India’s 2019 vote was the world’s biggest exercise in democracy, yet it culminated with the re-election of an increasingly autocratic leader.
Prime Minister Narendra Modi’s nationalist BJP leads a government that openly favors the country’s upper caste Hindus and shuns India’s nearly 200 million Muslims, most recently through a new citizenship law that critics view as discriminatory towards Muslims. It clamped down on the independent media and dissenting voices ahead of an election this year, and accepts donations from big businesses it no longer has to disclose, thanks to a law it successfully changed.
It’s moving toward a model that V-Dem calls an “elected autocracy.” Instead of dictators, elected “strongmen” continue autocratic rule. They simply make their countries look more democratic than they are.
Russia is a longstanding example. Vladimir Putin has essentially led the nation for two decades by crushing the political opposition and free media, controlling information and manipulating the electoral process.
It’s the same story in Turkey, where President Recep Tayyip Erdogan has taken his leadership style straight from Putin’s playbook, ruling the nation now for more than 15 years. He was re-elected last year after transforming Turkey’s governing executive, granting himself extraordinary power in the process.
Hungary – with its crackdown on the media and civil society, and concentration of power at the top – is beginning to resemble Russia and Turkey under the leadership of Prime Minister Viktor Orban.
Even in bastions of democracy like Britain, people are showing an appetite for a little less voting and a little more action. Before the recent election, the Hansard Society found that 54% of people in the UK said the Britain needed a strong leader “wiling to break the rules,” while 42% thought the country’s problems could be dealt with more effectively “if the government didn’t have to worry so much about votes in parliament.” The number of people who “strongly disagree” that political involvement can change the way the UK is run is at a 15-year high, at 18%.
What’s next?
The future for democracy is not all doom and gloom. As longstanding democracies with large populations lose a little faith, smaller nations are rising. Twenty-one countries showed an improvement in democracy over the past decade, according to V-Dem. It also noted at least seven nations were transitioning to electoral democracies between 2008 and 2018, including Tunisia, the Gambia, Sri Lanka and Fiji.
And the protesters who have demonstrated in Hong Kong for six months against Beijing’s grip on their region show a real hunger for democracy where it’s absent.
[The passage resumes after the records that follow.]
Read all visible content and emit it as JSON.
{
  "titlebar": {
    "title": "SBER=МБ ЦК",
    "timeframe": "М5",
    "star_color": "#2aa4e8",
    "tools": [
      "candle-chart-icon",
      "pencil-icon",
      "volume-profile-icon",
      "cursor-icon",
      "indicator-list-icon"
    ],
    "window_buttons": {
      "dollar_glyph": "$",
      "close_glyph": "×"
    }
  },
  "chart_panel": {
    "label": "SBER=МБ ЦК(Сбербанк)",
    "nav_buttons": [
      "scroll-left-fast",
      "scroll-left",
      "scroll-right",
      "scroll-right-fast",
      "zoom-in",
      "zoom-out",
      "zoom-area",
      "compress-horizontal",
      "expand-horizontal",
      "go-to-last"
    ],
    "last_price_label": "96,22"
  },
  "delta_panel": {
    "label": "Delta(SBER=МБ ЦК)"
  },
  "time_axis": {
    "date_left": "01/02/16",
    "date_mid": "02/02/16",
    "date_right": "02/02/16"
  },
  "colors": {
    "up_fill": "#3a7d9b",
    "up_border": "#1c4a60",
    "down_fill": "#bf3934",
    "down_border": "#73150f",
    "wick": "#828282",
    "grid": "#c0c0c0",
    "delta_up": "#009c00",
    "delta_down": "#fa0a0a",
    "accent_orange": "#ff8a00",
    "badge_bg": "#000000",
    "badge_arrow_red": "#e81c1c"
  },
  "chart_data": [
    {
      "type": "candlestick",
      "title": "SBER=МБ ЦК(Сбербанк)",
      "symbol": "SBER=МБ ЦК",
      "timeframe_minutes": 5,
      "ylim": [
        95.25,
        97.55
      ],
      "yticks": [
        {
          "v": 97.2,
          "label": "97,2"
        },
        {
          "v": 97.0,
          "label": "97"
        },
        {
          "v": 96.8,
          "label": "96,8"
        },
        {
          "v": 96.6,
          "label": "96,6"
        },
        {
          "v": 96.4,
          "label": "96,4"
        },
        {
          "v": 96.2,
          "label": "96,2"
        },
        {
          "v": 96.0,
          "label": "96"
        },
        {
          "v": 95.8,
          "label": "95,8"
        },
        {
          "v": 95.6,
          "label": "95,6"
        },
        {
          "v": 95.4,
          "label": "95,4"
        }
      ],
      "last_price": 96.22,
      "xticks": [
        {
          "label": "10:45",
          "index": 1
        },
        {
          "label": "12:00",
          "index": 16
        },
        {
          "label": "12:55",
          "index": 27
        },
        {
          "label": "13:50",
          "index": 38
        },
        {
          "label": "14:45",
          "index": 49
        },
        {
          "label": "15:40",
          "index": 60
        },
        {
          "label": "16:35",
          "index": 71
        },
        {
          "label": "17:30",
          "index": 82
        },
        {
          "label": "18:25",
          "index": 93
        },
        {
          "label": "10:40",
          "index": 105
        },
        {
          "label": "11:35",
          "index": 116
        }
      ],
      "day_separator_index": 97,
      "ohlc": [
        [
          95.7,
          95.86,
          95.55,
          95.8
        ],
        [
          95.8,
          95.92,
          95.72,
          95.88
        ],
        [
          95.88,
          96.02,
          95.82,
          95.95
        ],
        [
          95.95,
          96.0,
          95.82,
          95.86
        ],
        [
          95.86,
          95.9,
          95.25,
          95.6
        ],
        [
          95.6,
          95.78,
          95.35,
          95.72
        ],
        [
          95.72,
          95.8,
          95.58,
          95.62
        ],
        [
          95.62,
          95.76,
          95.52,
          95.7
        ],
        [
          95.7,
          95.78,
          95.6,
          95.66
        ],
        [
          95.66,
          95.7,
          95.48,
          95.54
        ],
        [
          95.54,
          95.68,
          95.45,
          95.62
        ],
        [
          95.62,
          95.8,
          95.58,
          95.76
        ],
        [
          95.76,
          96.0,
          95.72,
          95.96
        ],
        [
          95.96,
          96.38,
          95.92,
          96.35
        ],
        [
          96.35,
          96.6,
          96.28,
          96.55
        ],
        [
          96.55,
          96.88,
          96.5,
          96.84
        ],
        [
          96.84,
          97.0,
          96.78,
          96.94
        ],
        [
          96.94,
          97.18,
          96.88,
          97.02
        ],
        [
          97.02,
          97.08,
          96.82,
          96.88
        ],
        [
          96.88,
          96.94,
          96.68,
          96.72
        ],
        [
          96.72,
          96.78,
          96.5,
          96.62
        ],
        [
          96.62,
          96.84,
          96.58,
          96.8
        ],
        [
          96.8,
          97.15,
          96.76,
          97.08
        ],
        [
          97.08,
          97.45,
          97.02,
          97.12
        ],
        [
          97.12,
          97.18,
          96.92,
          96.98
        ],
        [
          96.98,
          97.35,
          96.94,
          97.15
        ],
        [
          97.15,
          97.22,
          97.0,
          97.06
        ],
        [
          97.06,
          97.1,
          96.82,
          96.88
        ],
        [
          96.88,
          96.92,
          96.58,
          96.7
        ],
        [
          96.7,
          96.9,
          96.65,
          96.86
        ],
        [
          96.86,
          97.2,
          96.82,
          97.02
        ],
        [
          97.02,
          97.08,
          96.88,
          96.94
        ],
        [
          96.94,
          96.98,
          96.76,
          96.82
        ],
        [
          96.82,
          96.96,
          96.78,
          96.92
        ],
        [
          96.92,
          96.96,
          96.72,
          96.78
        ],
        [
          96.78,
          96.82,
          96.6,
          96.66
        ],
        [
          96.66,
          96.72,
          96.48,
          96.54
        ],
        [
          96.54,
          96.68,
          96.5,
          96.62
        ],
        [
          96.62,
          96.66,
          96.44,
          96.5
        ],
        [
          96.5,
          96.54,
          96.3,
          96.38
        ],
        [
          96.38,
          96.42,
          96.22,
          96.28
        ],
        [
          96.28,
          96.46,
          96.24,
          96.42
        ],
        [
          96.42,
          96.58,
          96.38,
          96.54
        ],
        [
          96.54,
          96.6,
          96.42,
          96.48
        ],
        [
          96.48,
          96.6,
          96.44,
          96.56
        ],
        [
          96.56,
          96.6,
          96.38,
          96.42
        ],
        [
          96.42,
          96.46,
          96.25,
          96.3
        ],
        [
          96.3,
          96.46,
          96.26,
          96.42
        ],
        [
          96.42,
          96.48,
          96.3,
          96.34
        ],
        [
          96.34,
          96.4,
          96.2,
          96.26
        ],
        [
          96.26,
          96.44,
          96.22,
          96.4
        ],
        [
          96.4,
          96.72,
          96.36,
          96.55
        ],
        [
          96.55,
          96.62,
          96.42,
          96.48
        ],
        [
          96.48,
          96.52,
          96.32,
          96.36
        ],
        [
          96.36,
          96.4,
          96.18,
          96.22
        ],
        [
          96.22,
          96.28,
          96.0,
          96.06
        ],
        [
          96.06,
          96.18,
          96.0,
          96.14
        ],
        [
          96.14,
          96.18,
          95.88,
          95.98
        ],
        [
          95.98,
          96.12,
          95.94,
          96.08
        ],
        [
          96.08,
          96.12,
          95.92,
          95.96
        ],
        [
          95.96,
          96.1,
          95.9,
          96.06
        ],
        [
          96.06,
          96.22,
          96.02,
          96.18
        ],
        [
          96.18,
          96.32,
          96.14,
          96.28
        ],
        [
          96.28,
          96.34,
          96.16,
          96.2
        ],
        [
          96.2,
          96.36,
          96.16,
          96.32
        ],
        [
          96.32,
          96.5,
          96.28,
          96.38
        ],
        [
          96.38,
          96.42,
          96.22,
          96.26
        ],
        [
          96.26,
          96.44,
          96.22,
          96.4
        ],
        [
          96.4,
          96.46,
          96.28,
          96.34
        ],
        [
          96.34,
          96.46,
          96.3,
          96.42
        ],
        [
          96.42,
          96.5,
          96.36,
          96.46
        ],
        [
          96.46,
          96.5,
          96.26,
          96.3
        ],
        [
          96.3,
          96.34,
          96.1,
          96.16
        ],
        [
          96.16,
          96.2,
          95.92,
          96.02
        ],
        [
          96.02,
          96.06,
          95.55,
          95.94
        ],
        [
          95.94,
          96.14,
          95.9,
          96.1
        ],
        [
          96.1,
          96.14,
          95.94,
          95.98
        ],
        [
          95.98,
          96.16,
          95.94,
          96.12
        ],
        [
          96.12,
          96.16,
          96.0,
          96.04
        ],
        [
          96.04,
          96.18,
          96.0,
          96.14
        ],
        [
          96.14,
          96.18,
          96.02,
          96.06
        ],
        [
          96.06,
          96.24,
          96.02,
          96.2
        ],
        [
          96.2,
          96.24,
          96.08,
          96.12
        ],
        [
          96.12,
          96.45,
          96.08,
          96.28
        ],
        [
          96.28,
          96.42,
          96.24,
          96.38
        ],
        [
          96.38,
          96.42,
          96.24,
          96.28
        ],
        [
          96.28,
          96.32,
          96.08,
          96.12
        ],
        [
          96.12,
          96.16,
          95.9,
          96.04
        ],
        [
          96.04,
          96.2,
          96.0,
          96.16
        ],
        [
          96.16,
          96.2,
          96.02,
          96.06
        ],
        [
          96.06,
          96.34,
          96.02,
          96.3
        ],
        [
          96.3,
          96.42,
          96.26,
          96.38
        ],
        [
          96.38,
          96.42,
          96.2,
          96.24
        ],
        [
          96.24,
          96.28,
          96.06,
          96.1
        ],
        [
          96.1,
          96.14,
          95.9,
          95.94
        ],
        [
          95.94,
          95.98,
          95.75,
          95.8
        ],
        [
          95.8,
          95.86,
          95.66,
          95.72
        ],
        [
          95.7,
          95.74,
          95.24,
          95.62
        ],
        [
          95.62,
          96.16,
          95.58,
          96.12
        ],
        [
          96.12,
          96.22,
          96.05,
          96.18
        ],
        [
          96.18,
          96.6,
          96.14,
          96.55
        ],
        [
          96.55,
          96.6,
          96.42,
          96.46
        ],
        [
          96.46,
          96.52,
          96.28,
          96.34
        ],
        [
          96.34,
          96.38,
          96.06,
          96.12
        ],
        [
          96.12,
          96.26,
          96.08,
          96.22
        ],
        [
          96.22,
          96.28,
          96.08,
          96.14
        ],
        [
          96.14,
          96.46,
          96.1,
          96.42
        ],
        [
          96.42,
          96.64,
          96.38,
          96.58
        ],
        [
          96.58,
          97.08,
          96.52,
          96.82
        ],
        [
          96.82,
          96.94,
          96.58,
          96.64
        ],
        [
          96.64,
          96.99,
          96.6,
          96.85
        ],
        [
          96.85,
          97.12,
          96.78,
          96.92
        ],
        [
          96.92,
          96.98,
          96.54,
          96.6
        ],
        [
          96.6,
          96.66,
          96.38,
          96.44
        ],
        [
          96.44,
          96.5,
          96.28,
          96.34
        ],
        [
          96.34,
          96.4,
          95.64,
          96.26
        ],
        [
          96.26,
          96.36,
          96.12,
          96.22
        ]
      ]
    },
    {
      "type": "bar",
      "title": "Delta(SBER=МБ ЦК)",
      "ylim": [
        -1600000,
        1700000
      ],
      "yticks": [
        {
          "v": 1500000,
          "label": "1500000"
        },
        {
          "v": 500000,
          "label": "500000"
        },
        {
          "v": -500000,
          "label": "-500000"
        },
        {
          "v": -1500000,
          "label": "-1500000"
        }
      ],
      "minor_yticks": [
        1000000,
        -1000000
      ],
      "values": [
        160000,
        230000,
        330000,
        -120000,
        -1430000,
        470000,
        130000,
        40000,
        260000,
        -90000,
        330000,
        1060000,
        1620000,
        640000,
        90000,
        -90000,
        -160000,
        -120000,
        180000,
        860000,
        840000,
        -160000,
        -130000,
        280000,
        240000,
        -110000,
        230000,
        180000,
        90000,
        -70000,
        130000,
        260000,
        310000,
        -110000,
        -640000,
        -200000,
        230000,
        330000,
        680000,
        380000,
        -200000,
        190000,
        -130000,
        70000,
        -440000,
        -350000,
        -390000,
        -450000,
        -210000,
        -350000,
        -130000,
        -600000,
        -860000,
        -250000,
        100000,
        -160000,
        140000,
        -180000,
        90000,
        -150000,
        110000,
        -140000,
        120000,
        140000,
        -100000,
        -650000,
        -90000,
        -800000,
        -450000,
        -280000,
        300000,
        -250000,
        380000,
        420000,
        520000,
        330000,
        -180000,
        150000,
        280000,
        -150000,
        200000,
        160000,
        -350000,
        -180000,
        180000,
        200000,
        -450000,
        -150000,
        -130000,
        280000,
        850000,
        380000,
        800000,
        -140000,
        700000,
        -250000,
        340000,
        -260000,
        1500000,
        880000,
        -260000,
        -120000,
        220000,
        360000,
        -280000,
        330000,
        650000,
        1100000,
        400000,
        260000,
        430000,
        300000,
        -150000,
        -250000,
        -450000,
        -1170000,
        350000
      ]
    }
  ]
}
In Iran, deadly protests against fuel price hikes expose a bitterness toward an oppressive regime, while protesters in Lebanon and Iraq are demanding cleaner governments that better serve the masses.
Paul Cartledge, a Cambridge University historian and author of “Democracy: A Life,” says that democracy is clearly going through a “bad patch” and is under threat, but the world isn’t on the verge of a new wave of fascism.
“A lot of people have voted in certain ways because they feel that the gap between themselves and those in power is too big, and they want someone to come in from the outside and smash through. It’s just been disastrous,” he told CNN.
“But I think this period will wake people up,” he said. “In 10 years from now, I think we’ll see some change.”